Even if you don't necessarily consider yourself to be "outdoorsy," nature is a central part of everyone's lives. And even though it isn't easily accessible to all of us — all the time — educating yourself about nature will not only expand your mind, but it will also give you more insight on how the world works. That's why we're completely obsessed with listening to these nature podcasts, wherever we go.
From educational conservation-based series, to true crime, there's a wide range of genres on our list. And each will immerse you in the great outdoors — whether you're on a walk, commuting, or simply sitting on the couch.
BirdNote Daily is exactly what it sounds like — it's a daily podcast that teaches listeners about a different bird species in each two-minute episode. In addition to being educational, though, italso includes bird sounds and anecdotes to really immerse the listeners, acting as a comforting distraction from all our bustling everyday lives.
"Birds connect us with the joy and wonder of nature," the organization behind BirdNote explains in a mission statement on its website. "By telling vivid, sound-rich stories about birds and the challenges they face, BirdNote inspires listeners to care about the natural world — and take steps to protect it."
'BBC Earth Podcast'
BBC Earth Podcast debuted in September 2022, and it has already captivated its many listeners.
This weekly series is hosted by two zoologists — Rutendo Shackleton and Sebastian Echeverri — who are committed to conservation and educating listeners on all things nature. Each episode is wildly different, bringing on a wide variety of special guests such as scientists, naturalists, entertainers, and more.
"Each week the BBC Earth podcast brings you entertainment, humour, an abundance of amazing animal stories and unbelievable unheard sounds," the description reads. "Explore the world of animals with superpowers, deep dive into death, hear from heroes passionately protecting the planet and get expert insights into corners of the natural world you’ve never explored before."

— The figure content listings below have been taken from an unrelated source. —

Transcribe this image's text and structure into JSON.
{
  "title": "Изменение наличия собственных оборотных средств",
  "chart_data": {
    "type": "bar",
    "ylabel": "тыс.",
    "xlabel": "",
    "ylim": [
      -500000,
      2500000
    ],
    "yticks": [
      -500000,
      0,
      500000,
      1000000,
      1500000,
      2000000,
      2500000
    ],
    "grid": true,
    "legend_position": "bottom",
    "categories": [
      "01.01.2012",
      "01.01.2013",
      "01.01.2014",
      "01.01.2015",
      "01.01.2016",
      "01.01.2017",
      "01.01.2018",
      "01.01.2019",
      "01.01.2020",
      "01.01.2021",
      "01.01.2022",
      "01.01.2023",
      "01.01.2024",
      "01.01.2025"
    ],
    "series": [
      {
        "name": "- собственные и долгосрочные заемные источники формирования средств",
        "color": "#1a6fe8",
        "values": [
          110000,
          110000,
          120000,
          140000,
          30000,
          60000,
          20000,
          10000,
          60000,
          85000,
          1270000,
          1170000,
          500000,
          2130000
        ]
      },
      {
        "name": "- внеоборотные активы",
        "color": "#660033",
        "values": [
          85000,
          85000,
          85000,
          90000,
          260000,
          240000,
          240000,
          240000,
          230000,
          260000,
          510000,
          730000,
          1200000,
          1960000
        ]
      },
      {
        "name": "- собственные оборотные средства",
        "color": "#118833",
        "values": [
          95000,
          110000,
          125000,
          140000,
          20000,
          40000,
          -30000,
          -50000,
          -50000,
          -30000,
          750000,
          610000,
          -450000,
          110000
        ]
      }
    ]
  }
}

Park Predators is perfect for the nature-loving true crime junkie. But seriously, it isn't for the faint of heart.
Each episode focuses on a different murder case that took place in a national or state park. The host, Delia D’Ambra, is an investigative journalist who not only wants to honor the victims, but also aims to remind listeners that it isn't just animals we should be cautious of while roaming the woods.
The tagline reads: "Sometimes the most beautiful places hide the darkest secrets."
While it might deter you from hiking without protection, it's certainly a captivating listen.
'Tooth and Claw'
Don't feed the bears!
Tooth and Claw tells different true stories of animal attacks in each episode. The hosts include wildlife biologist and animal behavior expert, Wes Larson; his brother, Jeff; and their friend Mike. Each episode recounts the heart-stopping details, as well as ways to protect yourself from these kinds of encounters.
"Tooth and Claw has easily become a new favorite podcast and inspired me to get outside, be at peace in nature, and always carry bear spray," one review reads.
The goal isn't necessarily to scare you — it's also to encourage listeners to approach wildlife safely.
'Outside Voices Podcast'
Not to be confused with the popular athleisure company Outdoor Voices, Outside Voices Podcast is a series that aims to make the outdoors more intersectional. Each episode shares different personal stories from members of members of the BIPOC, LGBTQIA+, and disabled communities. Because outdoor activities such as hiking or camping can be very whitewashed, it's an important show to listen to.
"Outside Voices Podcast is driven by one simple idea," the nonprofit behind the podcast, Resource Media, writes on the series' website. "The outdoors belongs to all of us. We all have a relationship to nature, whether through hiking, gardening, sacred ceremony or gathering at the local park. We aim to celebrate and amplify those who don’t always see themselves reflected in the 'Great Outdoors' narrative."